UNION CITY, Calif. (KGO) — Fire Station 30 in Union City is now out of service as of 8 a.m. Wednesday morning, leaving the city of 75,000 with only three active fire stations to respond to fire and medical emergencies.
Before the sun was up this morning, Sean Burrows, President of Alameda County Firefighters Association, Local 55 wasted no time raising safety concerns about the City’s decision to close fire station 30.
He parked the union’s van in front of the firehouse and unfolded a banner with a bold message: “Your neighborhood fire station is closed. You are now at risk.”
“The citizens here in Union City are at significant risk,” said Burrows. “When we have a structure fire, a vehicle accident, a medical emergency, a woman who is in labor in imminent birth. Our resources are going to be so thinned we won’t have a response time that is adequate”
City leaders tell ABC7 News it was a budget decision to close fire station 30, with the City currently facing a budget deficit.
Leaders also pointed to an independent study they claim shows the station was handling, on average, just 1.7 calls per day at a cost of $3.2 million a year to tax payers.
Mayor Carol Dutra-Vernaci released a statement to ABC7 News following the station’s closure.
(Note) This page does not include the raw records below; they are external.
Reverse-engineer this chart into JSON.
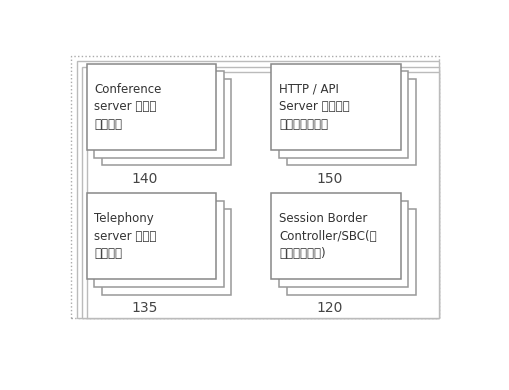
{
  "background_color": "#ffffff",
  "outer_frame_edge_color": "#aaaaaa",
  "outer_frame_fill": "#ffffff",
  "box_edge_color": "#555555",
  "box_fill_color": "#ffffff",
  "box_shadow_color": "#cccccc",
  "label_color": "#333333",
  "number_color": "#444444",
  "boxes": [
    {
      "label": "Conference\nserver （会议\n服务器）",
      "number": "140",
      "col": 0,
      "row": 0
    },
    {
      "label": "HTTP / API\nServer 网页和应\n用接口服务器）",
      "number": "150",
      "col": 1,
      "row": 0
    },
    {
      "label": "Telephony\nserver （电话\n服务器）",
      "number": "135",
      "col": 0,
      "row": 1
    },
    {
      "label": "Session Border\nController/SBC(会\n话边界控制器)",
      "number": "120",
      "col": 1,
      "row": 1
    }
  ]
}
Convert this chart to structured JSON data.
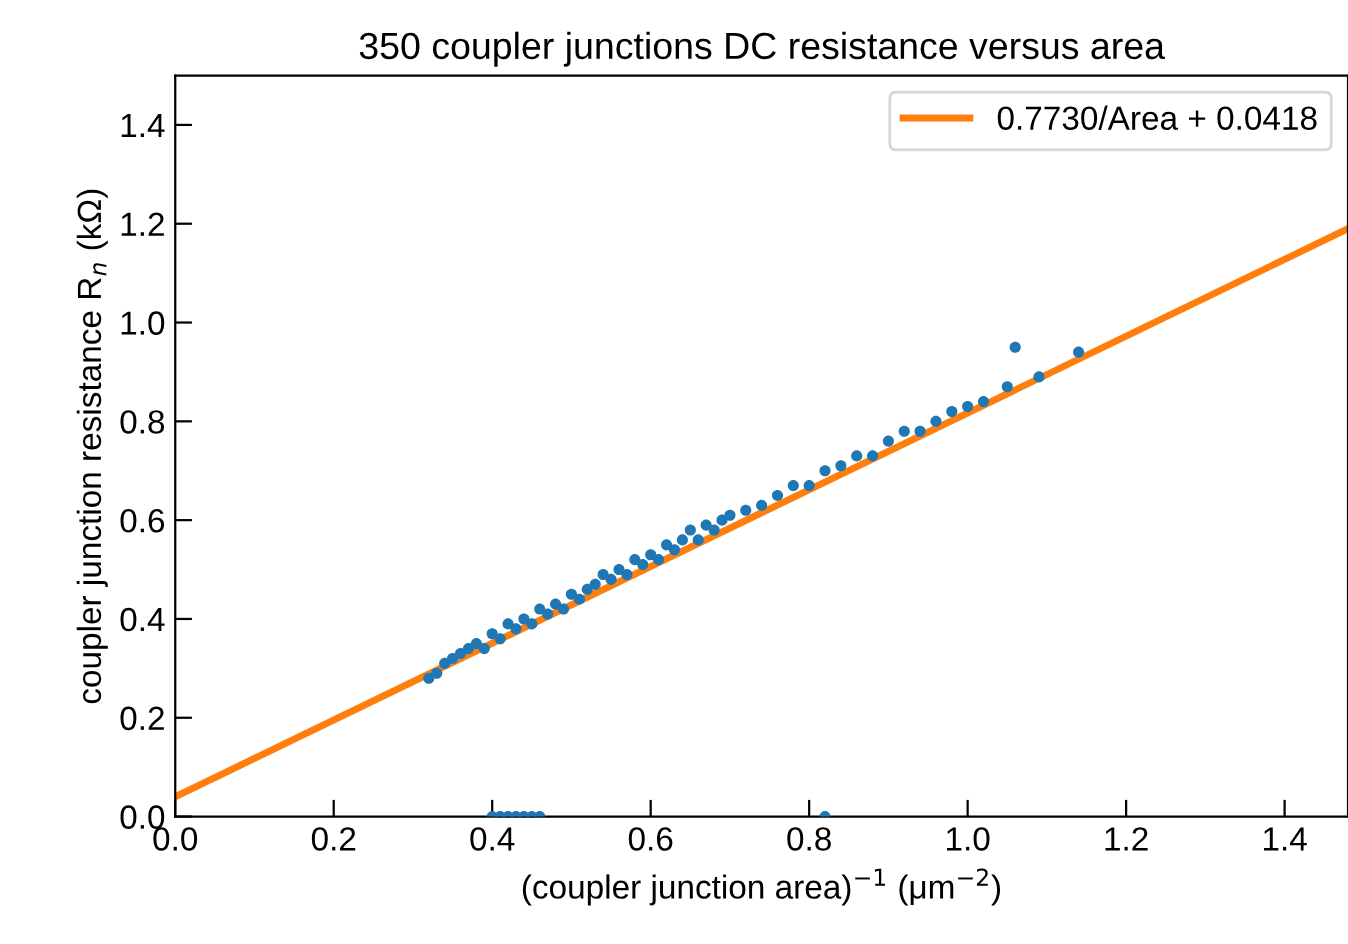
{
  "chart_data": {
    "type": "scatter",
    "title": "350 coupler junctions DC resistance versus area",
    "xlabel": "(coupler junction area)$^{−1}$ (μm$^{−2}$)",
    "ylabel": "coupler junction resistance R$_{n}$ (kΩ)",
    "xlim": [
      0,
      1.48
    ],
    "ylim": [
      0,
      1.5
    ],
    "xticks": [
      {
        "value": 0,
        "label": "0.0"
      },
      0.2,
      0.4,
      0.6,
      0.8,
      {
        "value": 1,
        "label": "1.0"
      },
      1.2,
      1.4
    ],
    "yticks": [
      {
        "value": 0,
        "label": "0.0"
      },
      0.2,
      0.4,
      0.6,
      0.8,
      {
        "value": 1,
        "label": "1.0"
      },
      1.2,
      1.4
    ],
    "grid": false,
    "legend": "top right",
    "series": [
      {
        "color": "#1f77b4",
        "marker": "circle",
        "x": [
          0.32,
          0.33,
          0.34,
          0.35,
          0.36,
          0.37,
          0.38,
          0.39,
          0.4,
          0.41,
          0.42,
          0.43,
          0.44,
          0.45,
          0.46,
          0.47,
          0.48,
          0.49,
          0.5,
          0.51,
          0.52,
          0.53,
          0.54,
          0.55,
          0.56,
          0.57,
          0.58,
          0.59,
          0.6,
          0.61,
          0.62,
          0.63,
          0.64,
          0.65,
          0.66,
          0.67,
          0.68,
          0.69,
          0.7,
          0.72,
          0.74,
          0.76,
          0.78,
          0.8,
          0.82,
          0.84,
          0.86,
          0.88,
          0.9,
          0.92,
          0.94,
          0.96,
          0.98,
          1.0,
          1.02,
          1.05,
          1.06,
          1.09,
          1.14,
          0.4,
          0.41,
          0.42,
          0.43,
          0.44,
          0.45,
          0.46,
          0.82
        ],
        "values": [
          0.28,
          0.29,
          0.31,
          0.32,
          0.33,
          0.34,
          0.35,
          0.34,
          0.37,
          0.36,
          0.39,
          0.38,
          0.4,
          0.39,
          0.42,
          0.41,
          0.43,
          0.42,
          0.45,
          0.44,
          0.46,
          0.47,
          0.49,
          0.48,
          0.5,
          0.49,
          0.52,
          0.51,
          0.53,
          0.52,
          0.55,
          0.54,
          0.56,
          0.58,
          0.56,
          0.59,
          0.58,
          0.6,
          0.61,
          0.62,
          0.63,
          0.65,
          0.67,
          0.67,
          0.7,
          0.71,
          0.73,
          0.73,
          0.76,
          0.78,
          0.78,
          0.8,
          0.82,
          0.83,
          0.84,
          0.87,
          0.95,
          0.89,
          0.94,
          0,
          0,
          0,
          0,
          0,
          0,
          0,
          0
        ]
      },
      {
        "type": "line",
        "name": "0.7730/Area + 0.0418",
        "color": "#ff7f0e",
        "marker": "none",
        "line_style": "solid",
        "x": [
          0,
          1.48
        ],
        "values": [
          0.04,
          1.19
        ]
      }
    ]
  }
}
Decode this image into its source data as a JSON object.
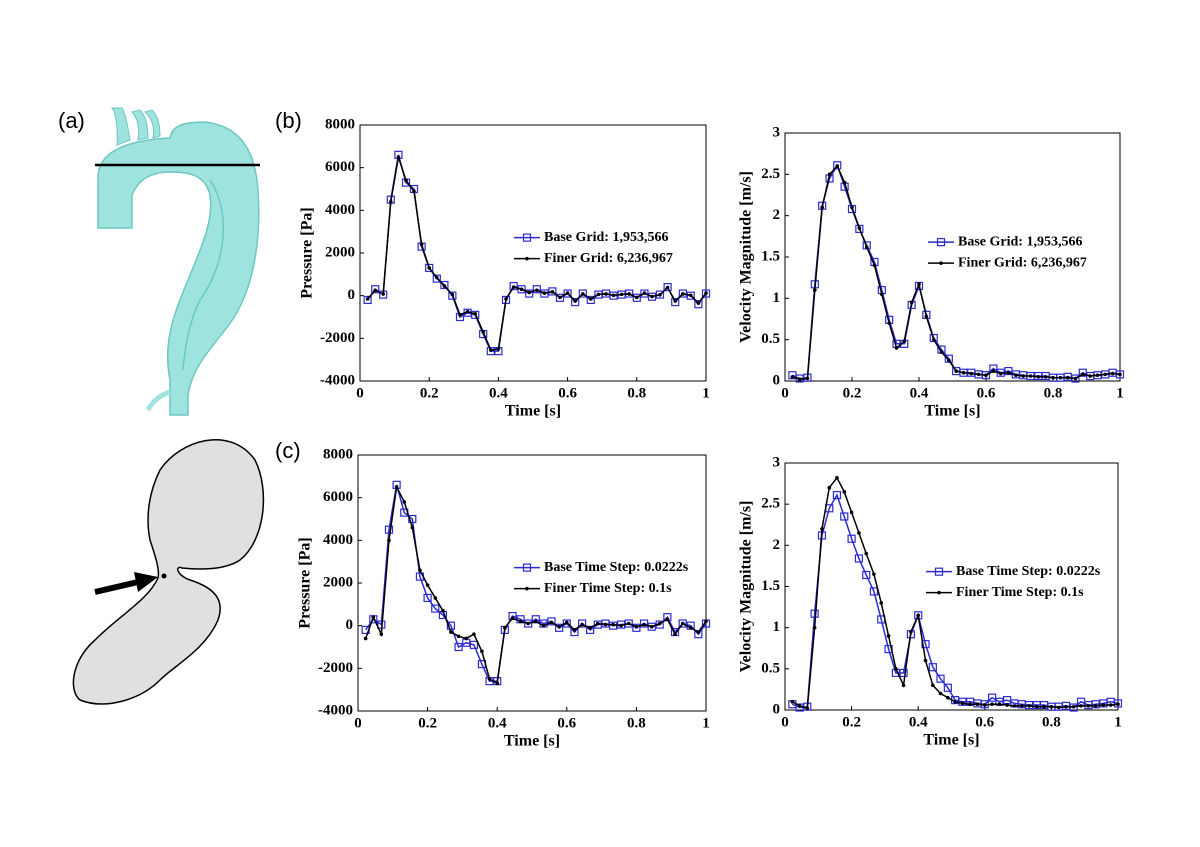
{
  "panels": {
    "a": "(a)",
    "b": "(b)",
    "c": "(c)"
  },
  "chart_data": [
    {
      "type": "line",
      "xlabel": "Time [s]",
      "ylabel": "Pressure [Pa]",
      "legend": "right",
      "xlim": [
        0,
        1
      ],
      "xticks": [
        0,
        0.2,
        0.4,
        0.6,
        0.8,
        1
      ],
      "ylim": [
        -4000,
        8000
      ],
      "yticks": [
        -4000,
        -2000,
        0,
        2000,
        4000,
        6000,
        8000
      ],
      "x": [
        0.022,
        0.044,
        0.067,
        0.089,
        0.111,
        0.133,
        0.156,
        0.178,
        0.2,
        0.222,
        0.244,
        0.267,
        0.289,
        0.311,
        0.333,
        0.356,
        0.378,
        0.4,
        0.422,
        0.444,
        0.467,
        0.489,
        0.511,
        0.533,
        0.556,
        0.578,
        0.6,
        0.622,
        0.644,
        0.667,
        0.689,
        0.711,
        0.733,
        0.756,
        0.778,
        0.8,
        0.822,
        0.844,
        0.867,
        0.889,
        0.911,
        0.933,
        0.956,
        0.978,
        1.0
      ],
      "series": [
        {
          "name": "Base Grid: 1,953,566",
          "color": "#2b2bd0",
          "marker": "square",
          "values": [
            -200,
            300,
            50,
            4500,
            6600,
            5300,
            5000,
            2300,
            1300,
            800,
            500,
            0,
            -1000,
            -800,
            -900,
            -1800,
            -2600,
            -2600,
            -200,
            450,
            300,
            100,
            300,
            100,
            200,
            -100,
            100,
            -300,
            100,
            -200,
            50,
            100,
            0,
            50,
            100,
            -100,
            100,
            -50,
            50,
            400,
            -300,
            100,
            0,
            -400,
            100
          ]
        },
        {
          "name": "Finer Grid: 6,236,967",
          "color": "#000000",
          "marker": "dot",
          "values": [
            -150,
            250,
            80,
            4400,
            6500,
            5400,
            4900,
            2400,
            1300,
            850,
            450,
            50,
            -900,
            -750,
            -850,
            -1700,
            -2550,
            -2500,
            -150,
            400,
            300,
            150,
            250,
            120,
            180,
            -80,
            120,
            -250,
            80,
            -150,
            60,
            80,
            20,
            60,
            80,
            -80,
            120,
            -40,
            40,
            380,
            -250,
            80,
            20,
            -350,
            120
          ]
        }
      ]
    },
    {
      "type": "line",
      "xlabel": "Time [s]",
      "ylabel": "Velocity Magnitude [m/s]",
      "legend": "right",
      "xlim": [
        0,
        1
      ],
      "xticks": [
        0,
        0.2,
        0.4,
        0.6,
        0.8,
        1
      ],
      "ylim": [
        0,
        3
      ],
      "yticks": [
        0,
        0.5,
        1,
        1.5,
        2,
        2.5,
        3
      ],
      "x": [
        0.022,
        0.044,
        0.067,
        0.089,
        0.111,
        0.133,
        0.156,
        0.178,
        0.2,
        0.222,
        0.244,
        0.267,
        0.289,
        0.311,
        0.333,
        0.356,
        0.378,
        0.4,
        0.422,
        0.444,
        0.467,
        0.489,
        0.511,
        0.533,
        0.556,
        0.578,
        0.6,
        0.622,
        0.644,
        0.667,
        0.689,
        0.711,
        0.733,
        0.756,
        0.778,
        0.8,
        0.822,
        0.844,
        0.867,
        0.889,
        0.911,
        0.933,
        0.956,
        0.978,
        1.0
      ],
      "series": [
        {
          "name": "Base Grid: 1,953,566",
          "color": "#2b2bd0",
          "marker": "square",
          "values": [
            0.07,
            0.03,
            0.04,
            1.17,
            2.12,
            2.45,
            2.61,
            2.35,
            2.08,
            1.84,
            1.64,
            1.44,
            1.1,
            0.74,
            0.45,
            0.45,
            0.92,
            1.15,
            0.8,
            0.52,
            0.38,
            0.27,
            0.12,
            0.1,
            0.1,
            0.08,
            0.07,
            0.15,
            0.1,
            0.12,
            0.08,
            0.07,
            0.06,
            0.06,
            0.06,
            0.04,
            0.04,
            0.05,
            0.03,
            0.1,
            0.06,
            0.07,
            0.08,
            0.1,
            0.08
          ]
        },
        {
          "name": "Finer Grid: 6,236,967",
          "color": "#000000",
          "marker": "dot",
          "values": [
            0.05,
            0.02,
            0.03,
            1.1,
            2.1,
            2.5,
            2.6,
            2.4,
            2.1,
            1.85,
            1.62,
            1.4,
            1.05,
            0.7,
            0.4,
            0.48,
            0.95,
            1.17,
            0.78,
            0.5,
            0.35,
            0.25,
            0.12,
            0.1,
            0.09,
            0.08,
            0.07,
            0.12,
            0.09,
            0.1,
            0.07,
            0.06,
            0.06,
            0.05,
            0.05,
            0.04,
            0.04,
            0.04,
            0.03,
            0.08,
            0.06,
            0.07,
            0.08,
            0.09,
            0.08
          ]
        }
      ]
    },
    {
      "type": "line",
      "xlabel": "Time [s]",
      "ylabel": "Pressure [Pa]",
      "legend": "right",
      "xlim": [
        0,
        1
      ],
      "xticks": [
        0,
        0.2,
        0.4,
        0.6,
        0.8,
        1
      ],
      "ylim": [
        -4000,
        8000
      ],
      "yticks": [
        -4000,
        -2000,
        0,
        2000,
        4000,
        6000,
        8000
      ],
      "x": [
        0.022,
        0.044,
        0.067,
        0.089,
        0.111,
        0.133,
        0.156,
        0.178,
        0.2,
        0.222,
        0.244,
        0.267,
        0.289,
        0.311,
        0.333,
        0.356,
        0.378,
        0.4,
        0.422,
        0.444,
        0.467,
        0.489,
        0.511,
        0.533,
        0.556,
        0.578,
        0.6,
        0.622,
        0.644,
        0.667,
        0.689,
        0.711,
        0.733,
        0.756,
        0.778,
        0.8,
        0.822,
        0.844,
        0.867,
        0.889,
        0.911,
        0.933,
        0.956,
        0.978,
        1.0
      ],
      "series": [
        {
          "name": "Base Time Step: 0.0222s",
          "color": "#2b2bd0",
          "marker": "square",
          "values": [
            -200,
            300,
            50,
            4500,
            6600,
            5300,
            5000,
            2300,
            1300,
            800,
            500,
            0,
            -1000,
            -800,
            -900,
            -1800,
            -2600,
            -2600,
            -200,
            450,
            300,
            100,
            300,
            100,
            200,
            -100,
            100,
            -300,
            100,
            -200,
            50,
            100,
            0,
            50,
            100,
            -100,
            100,
            -50,
            50,
            400,
            -300,
            100,
            0,
            -400,
            100
          ]
        },
        {
          "name": "Finer Time Step: 0.1s",
          "color": "#000000",
          "marker": "dot",
          "values": [
            -600,
            400,
            -400,
            4000,
            6500,
            5800,
            4600,
            2600,
            1900,
            1300,
            700,
            -300,
            -500,
            -600,
            -400,
            -1200,
            -2500,
            -2700,
            -100,
            350,
            200,
            100,
            200,
            0,
            150,
            -50,
            150,
            -200,
            50,
            -100,
            100,
            50,
            50,
            0,
            100,
            -50,
            50,
            -50,
            100,
            300,
            -400,
            100,
            -100,
            -300,
            200
          ]
        }
      ]
    },
    {
      "type": "line",
      "xlabel": "Time [s]",
      "ylabel": "Velocity Magnitude [m/s]",
      "legend": "right",
      "xlim": [
        0,
        1
      ],
      "xticks": [
        0,
        0.2,
        0.4,
        0.6,
        0.8,
        1
      ],
      "ylim": [
        0,
        3
      ],
      "yticks": [
        0,
        0.5,
        1,
        1.5,
        2,
        2.5,
        3
      ],
      "x": [
        0.022,
        0.044,
        0.067,
        0.089,
        0.111,
        0.133,
        0.156,
        0.178,
        0.2,
        0.222,
        0.244,
        0.267,
        0.289,
        0.311,
        0.333,
        0.356,
        0.378,
        0.4,
        0.422,
        0.444,
        0.467,
        0.489,
        0.511,
        0.533,
        0.556,
        0.578,
        0.6,
        0.622,
        0.644,
        0.667,
        0.689,
        0.711,
        0.733,
        0.756,
        0.778,
        0.8,
        0.822,
        0.844,
        0.867,
        0.889,
        0.911,
        0.933,
        0.956,
        0.978,
        1.0
      ],
      "series": [
        {
          "name": "Base Time Step: 0.0222s",
          "color": "#2b2bd0",
          "marker": "square",
          "values": [
            0.07,
            0.03,
            0.04,
            1.17,
            2.12,
            2.45,
            2.61,
            2.35,
            2.08,
            1.84,
            1.64,
            1.44,
            1.1,
            0.74,
            0.45,
            0.45,
            0.92,
            1.15,
            0.8,
            0.52,
            0.38,
            0.27,
            0.12,
            0.1,
            0.1,
            0.08,
            0.07,
            0.15,
            0.1,
            0.12,
            0.08,
            0.07,
            0.06,
            0.06,
            0.06,
            0.04,
            0.04,
            0.05,
            0.03,
            0.1,
            0.06,
            0.07,
            0.08,
            0.1,
            0.08
          ]
        },
        {
          "name": "Finer Time Step: 0.1s",
          "color": "#000000",
          "marker": "dot",
          "values": [
            0.1,
            0.05,
            0.02,
            1.0,
            2.2,
            2.7,
            2.82,
            2.65,
            2.4,
            2.15,
            1.9,
            1.65,
            1.3,
            0.9,
            0.5,
            0.3,
            0.95,
            1.15,
            0.6,
            0.3,
            0.2,
            0.15,
            0.1,
            0.08,
            0.07,
            0.07,
            0.06,
            0.07,
            0.07,
            0.06,
            0.05,
            0.05,
            0.05,
            0.04,
            0.04,
            0.04,
            0.03,
            0.04,
            0.04,
            0.05,
            0.05,
            0.05,
            0.06,
            0.06,
            0.07
          ]
        }
      ]
    }
  ]
}
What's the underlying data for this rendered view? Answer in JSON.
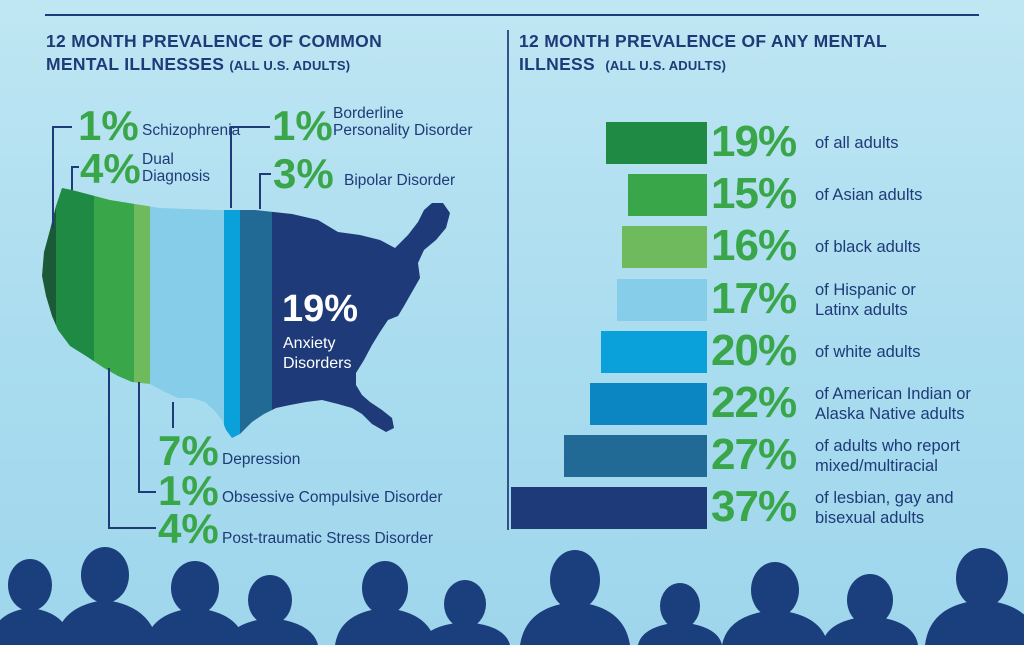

“We are indebted to the firefighters for keeping our residents safe during medical and fire emergencies; however, the City Council’s job is to be responsible for fiscal agents of City resources. We have been examining all city services in the last year to understand where we can be more efficient. Changes are being made citywide, not just with the Fire Department. The reality is that Fire Station 30 was underutilized at a high cost to residents. We are confident that we made a decision that was in the community’s best interest. Our attention now is shifting. Union City is excited to be participating in an important discussion with emergency medical service professionals from around Alameda County regarding how we can set up a service model that actually meets the growing medical needs of our community at a more affordable cost.”
At 8 a.m. Wednesday the station officially closed its doors, but not before responding to one last call, CPR in progress.
In medical emergencies like this seconds matter.
Burrows said this is case in point of why the firehouse should stay open.
“Response times are going to go up,” said Burrows. “It’s going to take longer for our resources to get on scene.”
The union president warned response times could increase by as much as six to eight minutes.
Mayor Dutra Vernaci said data also showed 85 percent of calls to Station 30 were for medical response.
She said the city is now considering whether to put ambulances and other emergency services at the station.
Mike Agustin with the Alameda County Firefighters Association, Local 55 said. “Especially with the Public Safety Tax that they’re already collecting from the citizens who voted to pay the money to maintain the firehouses that they have.”
The city confirmed the most recent version of the public safety parcel tax in current form was voted into place in 2016.
A city official shared that since the voters approved that tax measure, the city has been faced with a long term structural deficit to its general fund. Ultimately, the city’s “expenses outpace our revenue.”
The city said in particular, the cost of its contract with the Alameda County Fire Department has gone up nearly 4% each year since 2011, which they equate to be in the hundreds of thousands range.
Additionally, they said the cost of services overall has increased.
The nine firefighters who work at Station 30 will still be working for Alameda County Fire, but they’ll have to reach out to other stations for placement.